Some 29 percent of parents were either “strongly” or “somewhat” comfortable with returning to full-time remote learning.
Around three-quarters of District 97 families surveyed said they are likely to send their children back to school regardless of whether the district implements a full-time or hybrid model.
But district administrators ultimately determined that returning students to school full-time was not a viable option. Administrators said they anticipated that around 958 students would not return to classrooms full-time.
But even with those parents opting out of the full-time model, the district would still need to add 77 new teachers and classroom spaces in order to comply with the state’s social distancing guidance, at a cost of $5.8 million, Gina Herrmann, the district’s senior HR director, said at the July 9 meeting.

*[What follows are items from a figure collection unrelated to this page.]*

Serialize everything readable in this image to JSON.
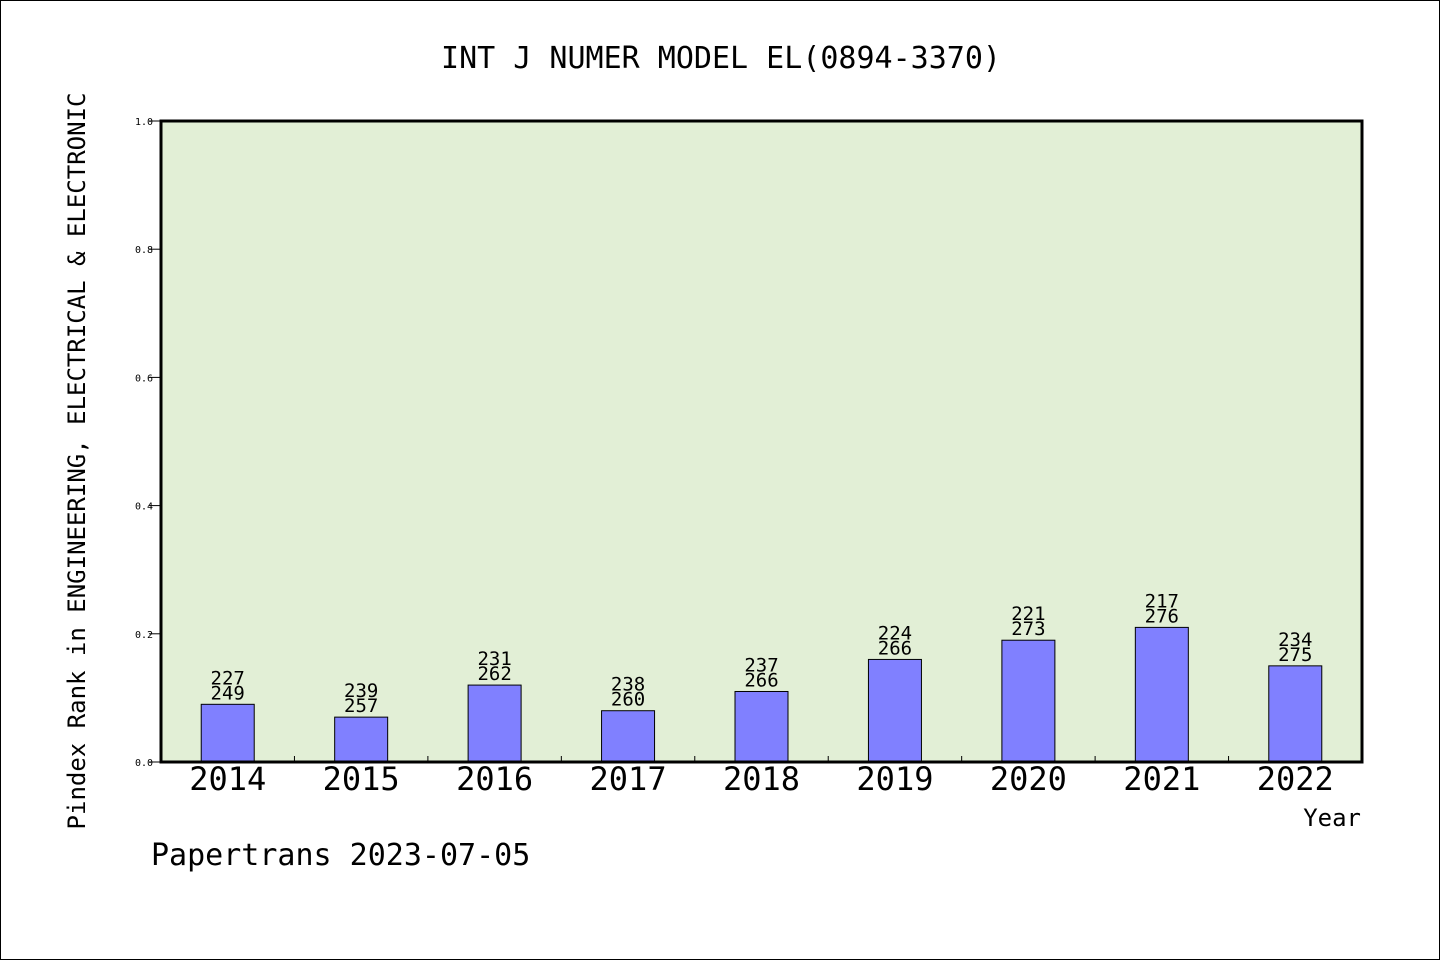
{
  "chart_data": {
    "type": "bar",
    "title": "INT J NUMER MODEL EL(0894-3370)",
    "ylabel": "Pindex Rank in ENGINEERING, ELECTRICAL & ELECTRONIC",
    "xlabel": "Year",
    "ylim": [
      0,
      1.0
    ],
    "yticks": [
      "0.0",
      "0.2",
      "0.4",
      "0.6",
      "0.8",
      "1.0"
    ],
    "categories": [
      "2014",
      "2015",
      "2016",
      "2017",
      "2018",
      "2019",
      "2020",
      "2021",
      "2022"
    ],
    "values": [
      0.09,
      0.07,
      0.12,
      0.08,
      0.11,
      0.16,
      0.19,
      0.21,
      0.15
    ],
    "rank_labels": [
      "227",
      "239",
      "231",
      "238",
      "237",
      "224",
      "221",
      "217",
      "234"
    ],
    "total_labels": [
      "249",
      "257",
      "262",
      "260",
      "266",
      "266",
      "273",
      "276",
      "275"
    ],
    "grid": false,
    "plot_background": "#e2efd6",
    "bar_color": "#8080ff"
  },
  "footer": "Papertrans 2023-07-05"
}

That figure doesn’t include classroom setup costs, expenses related to additional personal protective equipment, custodial costs and the cost of hiring more substitute teachers, Herrmann said.
Even more pertinent to their decision, administrators said, is the health and safety of students, staff and other personnel, particularly substitute teachers who tend to be older and thus more vulnerable to COVID-19 than their much younger students.
The district’s survey of 613 staffers indicated that half of the respondents “do not feel comfortable with” full in-person learning while 41 percent said they’re “willing to see how it works.”
By comparison, 67 percent of surveyed staffers said they “willing to see how” the hybrid model of in-person and remote learning works while 18 percent said they “do not feel comfortable” with the option.
Siegfried said the district will be able to accommodate the learning plans of students with special needs “based on families’ needs/preferences.”
Siegfried said the district is also planning to offer a “remote only option” for all parents who do not want to send their children back to school at all, but the district is still in the “early stages of planning and will need to determine the number of students who would be utilizing this option in order to secure appropriate staffing.”
Kelley said the Illinois State Board of Education leaves school reopening decisions to district superintendents, so no board vote is required; however, the district is still working on its reopening plans. And given the swiftly changing nature of the pandemic, those plans, Siegfried added, are subject to change.
“This plan is based on what is true today,” said Siegfried. “We know that the conditions surrounding the pandemic and the guidelines we receive from the state continue to evolve daily.
“Although we are moving forward with our plans to operationalize the hybrid model for the start of school this August, we are also working to develop a more robust remote learning plan for all students. Our movement between these plans will be tied o the status of COVID-19 and Restore Illinois (our current plans are dependent on being in Phase 4).”